Minimum Height Trees

Problem

A tree is an undirected graph in which any two vertices are connected by exactly one path. In other words, any connected graph without simple cycles is a tree.

Given a tree of n nodes labelled from 0 to n - 1, and an array of n - 1 edges where edges[i] = [ai, bi] indicates that there is an undirected edge between the two nodes ai and bi in the tree, you can choose any node of the tree as the root. When you select a node x as the root, the result tree has height h. Among all possible rooted trees, those with minimum height (i.e. min(h))  are called minimum height trees (MHTs).

Return a list of all MHTs’ root labels. You can return the answer in any order.

Examples

Example 1:

Input: n = 4, edges = [ [1, 0], [1, 2], [1, 3] ]

Output: [1]

Explanation: As shown below, the height of the tree is 1 when the root is the node with label 1 which is the only MHT.

Example 2:

Input: n = 6, edges = [ [3,0],[3,1],[3,2],[3,4],[5,4] ]
Output: [3,4]

Solution

Method 1 - Trimming the leaves

What can be root of MHT? It should be center point of graph. Why? Assume simple graph below, where edges represent chains and vertices represents balls tied to chain:

1 - 2 - 3 - 4 - 5

Now, assume we lift the graph from 1, the height of the tree will be 5:

1
|
2
|
3
|
4
|
5

If we lift tree from 2, the height will be 4:

   2
 /  \
1    3
      \
       4
        \
         5

But if we lift from center, the height will be 3:

     3
   /  \
  2    4
 /      \
1        5

Now, we can have 2 cases:

  • Case 1 - Odd Diameter - If the diameter of the tree is odd, the center will be a single node, as we see in above example
  • Case 2 - Even Diameter - If the diameter of the tree is even, the center will consist of two adjacent nodes.

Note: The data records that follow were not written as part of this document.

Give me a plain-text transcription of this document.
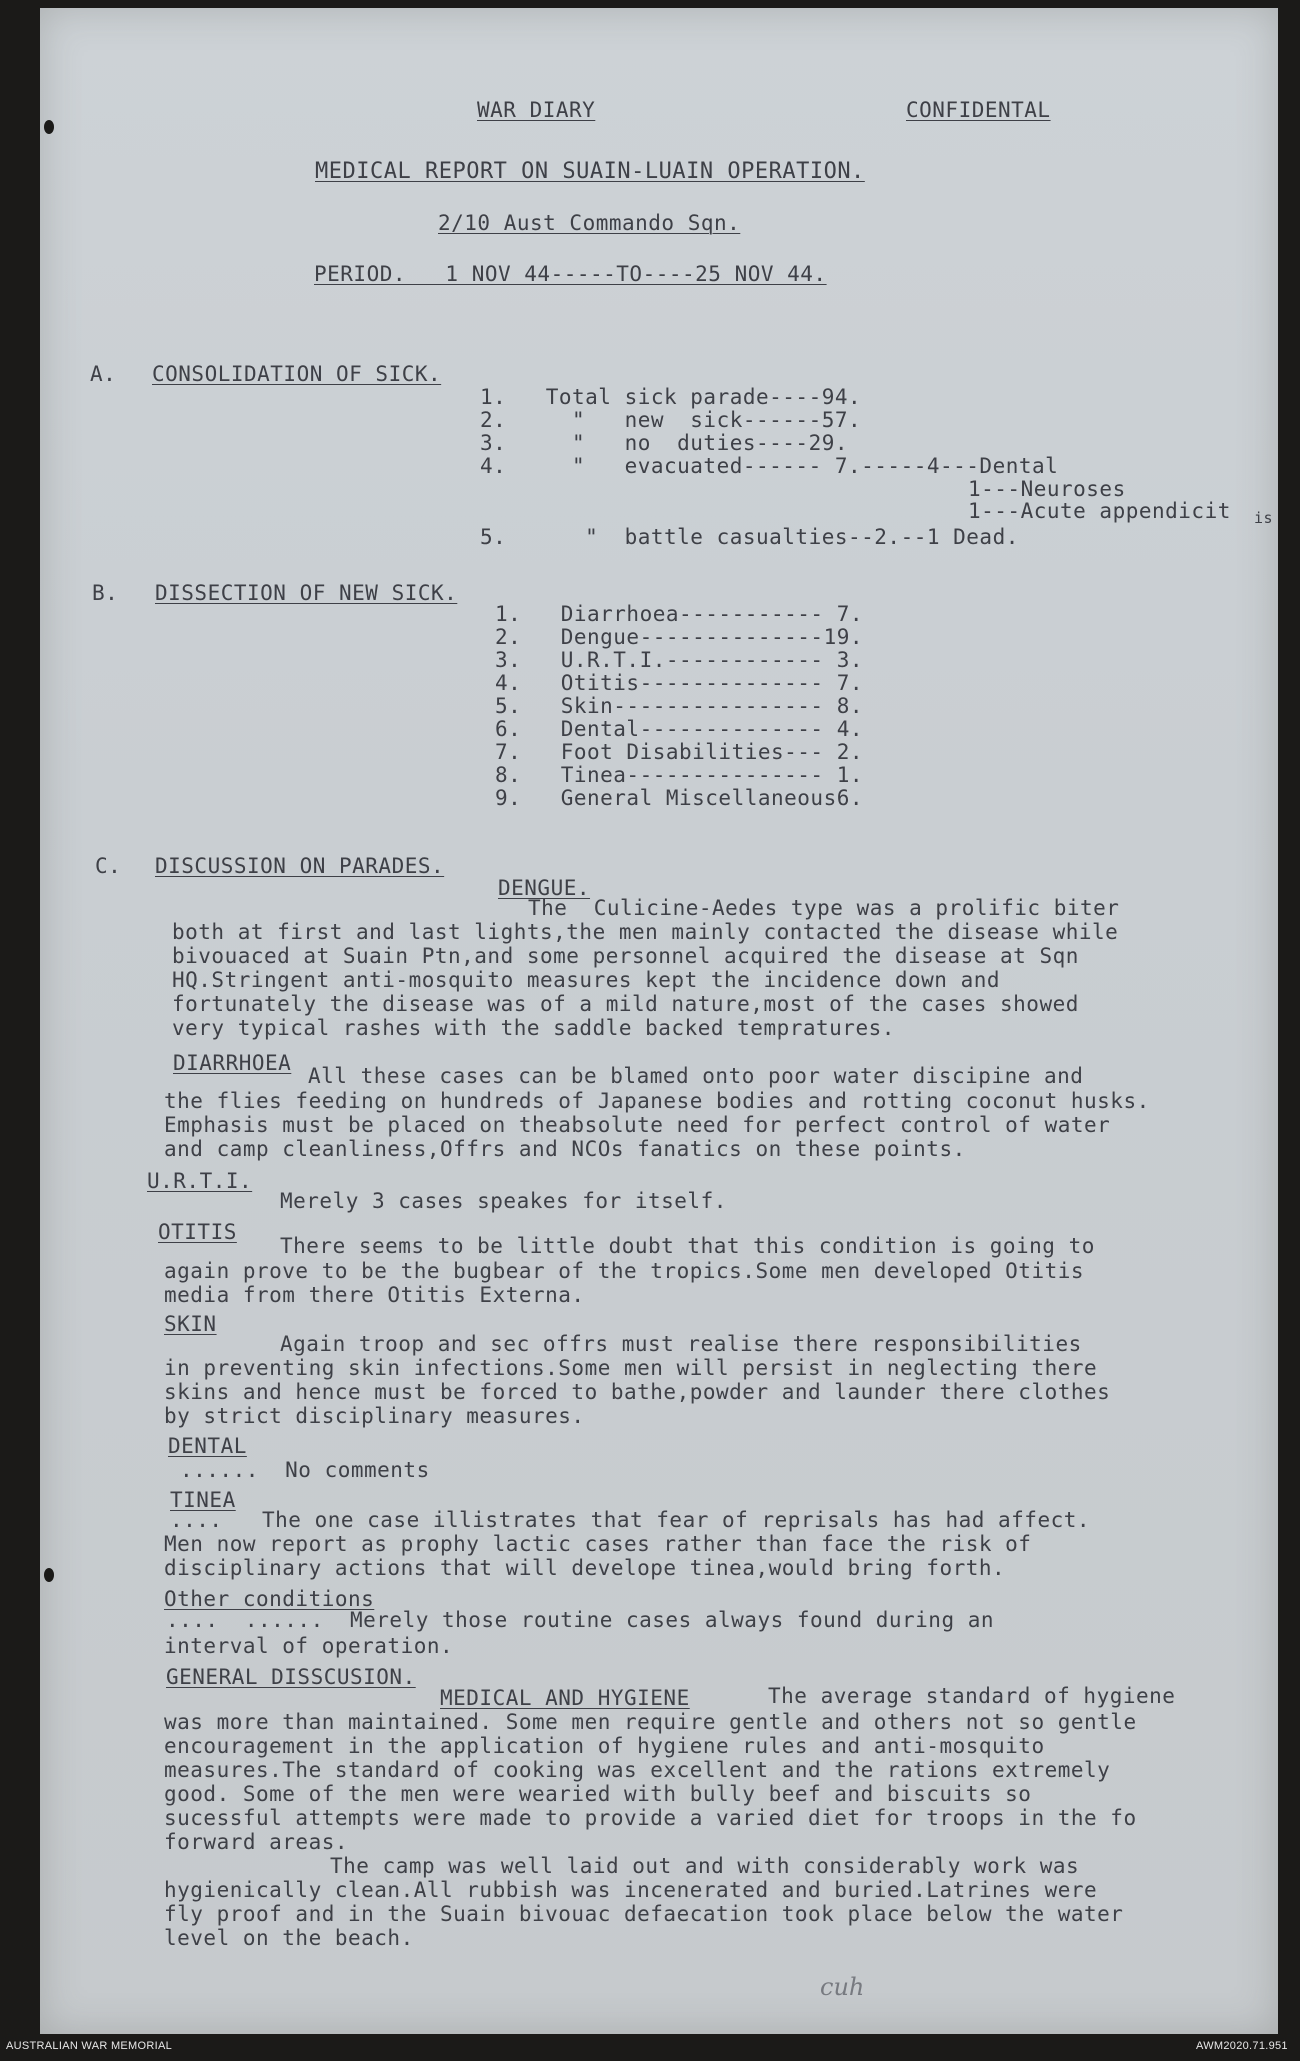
WAR DIARY	CONFIDENTAL
MEDICAL REPORT ON SUAIN-LUAIN OPERATION.
2/10 Aust Commando Sqn.
PERIOD.   1 NOV 44-----TO----25 NOV 44.
A. CONSOLIDATION OF SICK.
1.   Total sick parade----94.
2.     "   new  sick------57.
3.     "   no  duties----29.
4.     "   evacuated------ 7.-----4---Dental
1---Neuroses
1---Acute appendicit is
5.      "  battle casualties--2.--1 Dead.
B. DISSECTION OF NEW SICK.
1.   Diarrhoea----------- 7.
2.   Dengue--------------19.
3.   U.R.T.I.------------ 3.
4.   Otitis-------------- 7.
5.   Skin---------------- 8.
6.   Dental-------------- 4.
7.   Foot Disabilities--- 2.
8.   Tinea--------------- 1.
9.   General Miscellaneous6.
C. DISCUSSION ON PARADES.
DENGUE.
The  Culicine-Aedes type was a prolific biter
both at first and last lights,the men mainly contacted the disease while
bivouaced at Suain Ptn,and some personnel acquired the disease at Sqn
HQ.Stringent anti-mosquito measures kept the incidence down and
fortunately the disease was of a mild nature,most of the cases showed
very typical rashes with the saddle backed tempratures.
DIARRHOEA
All these cases can be blamed onto poor water discipine and
the flies feeding on hundreds of Japanese bodies and rotting coconut husks.
Emphasis must be placed on theabsolute need for perfect control of water
and camp cleanliness,Offrs and NCOs fanatics on these points.
U.R.T.I.
Merely 3 cases speakes for itself.
OTITIS
There seems to be little doubt that this condition is going to
again prove to be the bugbear of the tropics.Some men developed Otitis
media from there Otitis Externa.
SKIN
Again troop and sec offrs must realise there responsibilities
in preventing skin infections.Some men will persist in neglecting there
skins and hence must be forced to bathe,powder and launder there clothes
by strict disciplinary measures.
DENTAL
......  No comments
TINEA
....   The one case illistrates that fear of reprisals has had affect.
Men now report as prophy lactic cases rather than face the risk of
disciplinary actions that will develope tinea,would bring forth.
Other conditions
....  ......  Merely those routine cases always found during an
interval of operation.
GENERAL DISSCUSION.
MEDICAL AND HYGIENE	The average standard of hygiene
was more than maintained. Some men require gentle and others not so gentle
encouragement in the application of hygiene rules and anti-mosquito
measures.The standard of cooking was excellent and the rations extremely
good. Some of the men were wearied with bully beef and biscuits so
sucessful attempts were made to provide a varied diet for troops in the fo
forward areas.
The camp was well laid out and with considerably work was
hygienically clean.All rubbish was incenerated and buried.Latrines were
fly proof and in the Suain bivouac defaecation took place below the water
level on the beach.
cuh
AUSTRALIAN WAR MEMORIAL	AWM2020.71.951
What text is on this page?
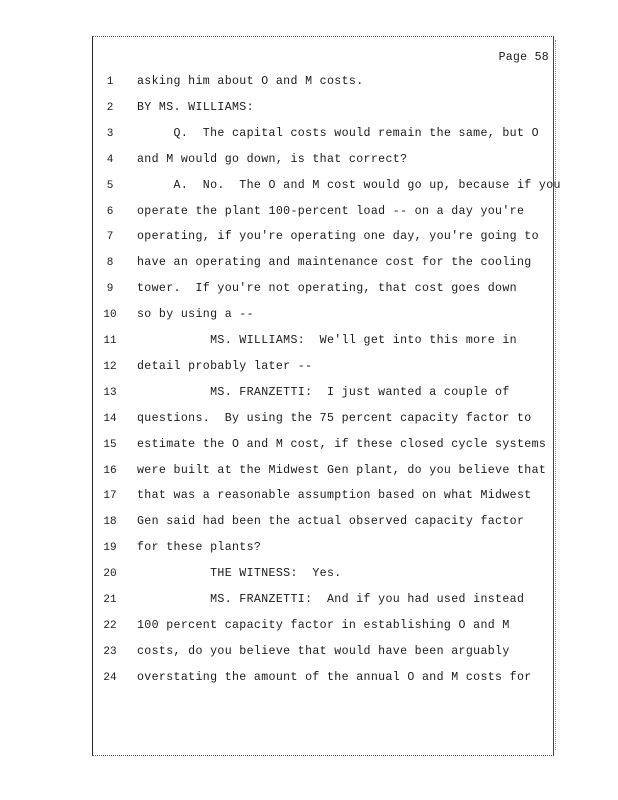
Page 58
1	asking him about O and M costs.
2	BY MS. WILLIAMS:
3	Q.  The capital costs would remain the same, but O
4	and M would go down, is that correct?
5	A.  No.  The O and M cost would go up, because if you
6	operate the plant 100-percent load -- on a day you're
7	operating, if you're operating one day, you're going to
8	have an operating and maintenance cost for the cooling
9	tower.  If you're not operating, that cost goes down
10	so by using a --
11	MS. WILLIAMS:  We'll get into this more in
12	detail probably later --
13	MS. FRANZETTI:  I just wanted a couple of
14	questions.  By using the 75 percent capacity factor to
15	estimate the O and M cost, if these closed cycle systems
16	were built at the Midwest Gen plant, do you believe that
17	that was a reasonable assumption based on what Midwest
18	Gen said had been the actual observed capacity factor
19	for these plants?
20	THE WITNESS:  Yes.
21	MS. FRANZETTI:  And if you had used instead
22	100 percent capacity factor in establishing O and M
23	costs, do you believe that would have been arguably
24	overstating the amount of the annual O and M costs for
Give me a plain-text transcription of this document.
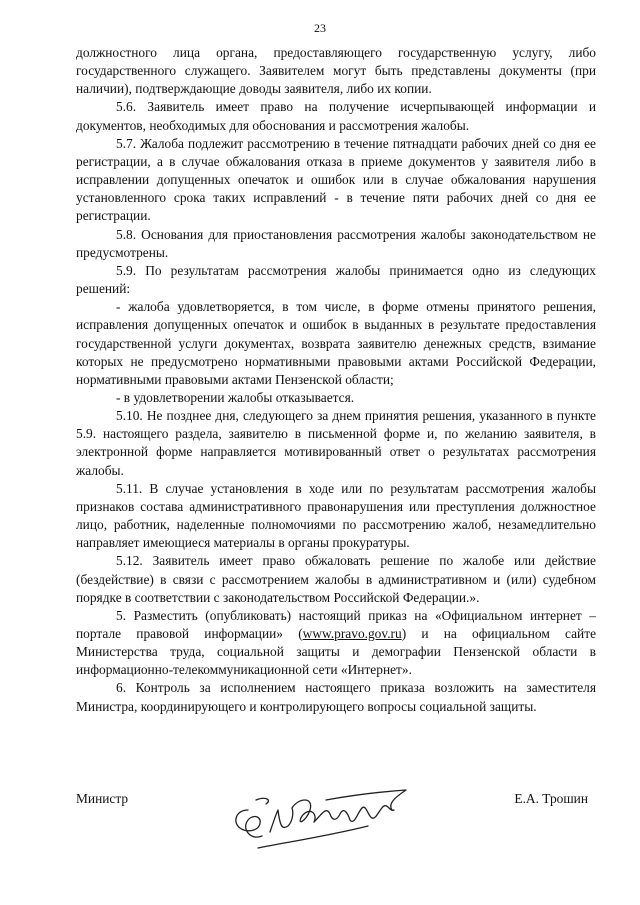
23

должностного лица органа, предоставляющего государственную услугу, либо государственного служащего. Заявителем могут быть представлены документы (при наличии), подтверждающие доводы заявителя, либо их копии.

5.6. Заявитель имеет право на получение исчерпывающей информации и документов, необходимых для обоснования и рассмотрения жалобы.

5.7. Жалоба подлежит рассмотрению в течение пятнадцати рабочих дней со дня ее регистрации, а в случае обжалования отказа в приеме документов у заявителя либо в исправлении допущенных опечаток и ошибок или в случае обжалования нарушения установленного срока таких исправлений - в течение пяти рабочих дней со дня ее регистрации.

5.8. Основания для приостановления рассмотрения жалобы законодательством не предусмотрены.

5.9. По результатам рассмотрения жалобы принимается одно из следующих решений:

- жалоба удовлетворяется, в том числе, в форме отмены принятого решения, исправления допущенных опечаток и ошибок в выданных в результате предоставления государственной услуги документах, возврата заявителю денежных средств, взимание которых не предусмотрено нормативными правовыми актами Российской Федерации, нормативными правовыми актами Пензенской области;

- в удовлетворении жалобы отказывается.

5.10. Не позднее дня, следующего за днем принятия решения, указанного в пункте 5.9. настоящего раздела, заявителю в письменной форме и, по желанию заявителя, в электронной форме направляется мотивированный ответ о результатах рассмотрения жалобы.

5.11. В случае установления в ходе или по результатам рассмотрения жалобы признаков состава административного правонарушения или преступления должностное лицо, работник, наделенные полномочиями по рассмотрению жалоб, незамедлительно направляет имеющиеся материалы в органы прокуратуры.

5.12. Заявитель имеет право обжаловать решение по жалобе или действие (бездействие) в связи с рассмотрением жалобы в административном и (или) судебном порядке в соответствии с законодательством Российской Федерации.».

5. Разместить (опубликовать) настоящий приказ на «Официальном интернет – портале правовой информации» (www.pravo.gov.ru) и на официальном сайте Министерства труда, социальной защиты и демографии Пензенской области в информационно-телекоммуникационной сети «Интернет».

6. Контроль за исполнением настоящего приказа возложить на заместителя Министра, координирующего и контролирующего вопросы социальной защиты.

Министр	Е.А. Трошин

So, the root of MHT or center of the graph, will consist of at most 2 nodes. To find such nodes, we can do following:

Algorithm

  1. Build the graph in adjacency list representation
  2. Identify leaves - leaf node has only 1 node in adjacency list
  3. Iteratively removing leaf nodes from the graph while updating their neighbors’ degrees until only one or two centroids remain, revealing the minimum height trees.

This implementation is similar to the BFS topological sort. Remove the leaves, update the degrees of inner vertexes. Then remove the new leaves. Doing so level by level until there are 2 or 1 nodes left. What’s left is our answer!

Code

Java
public List<Integer> findMinHeightTrees(int n, int[][] edges) {
	List<Integer> ans = new ArrayList<>();
	if (n == 1){
		ans.add(0);
		return ans;
	}

	Map<Integer, List<Integer>> graph = new HashMap<>();
	for (int i = 0; i < n; i++) {
		graph.put(i, new ArrayList<>());
	}
	int[] degree = new int[n];

	for (int[] edge: edges) {
		graph.get(edge[0]).add(edge[1]);
		graph.get(edge[1]).add(edge[0]);
		++degree[edge[0]];
		++degree[edge[1]];
	}

	Queue<Integer> leaves = new LinkedList<>();
	for (int i = 0; i < degree.length; i++) {
		if (degree[i] == 1) {
			leaves.offer(i);
		}
	}

	while (!leaves.isEmpty()) {
		List<Integer> currLeaves = new ArrayList<>();
		int size = leaves.size();
		for (int i = 0; i < size; i++) {
			int leaf = leaves.poll();
			currLeaves.add(leaf);
			for (int nei: graph.get(leaf)) {
				--degree[nei];
				if (degree[nei] == 1) {
					leaves.offer(nei);
				}
			}
		}
		ans = currLeaves;
	}
	return ans;
}

Complexity

  • Time: O(E + V) where E and V are number edges and vertices. As initially building graph takes O(E) and then as we add neighbours to queue once, taking O(V + E)
  • Space: O(V) - as we use extra space for queue leaves and degree array.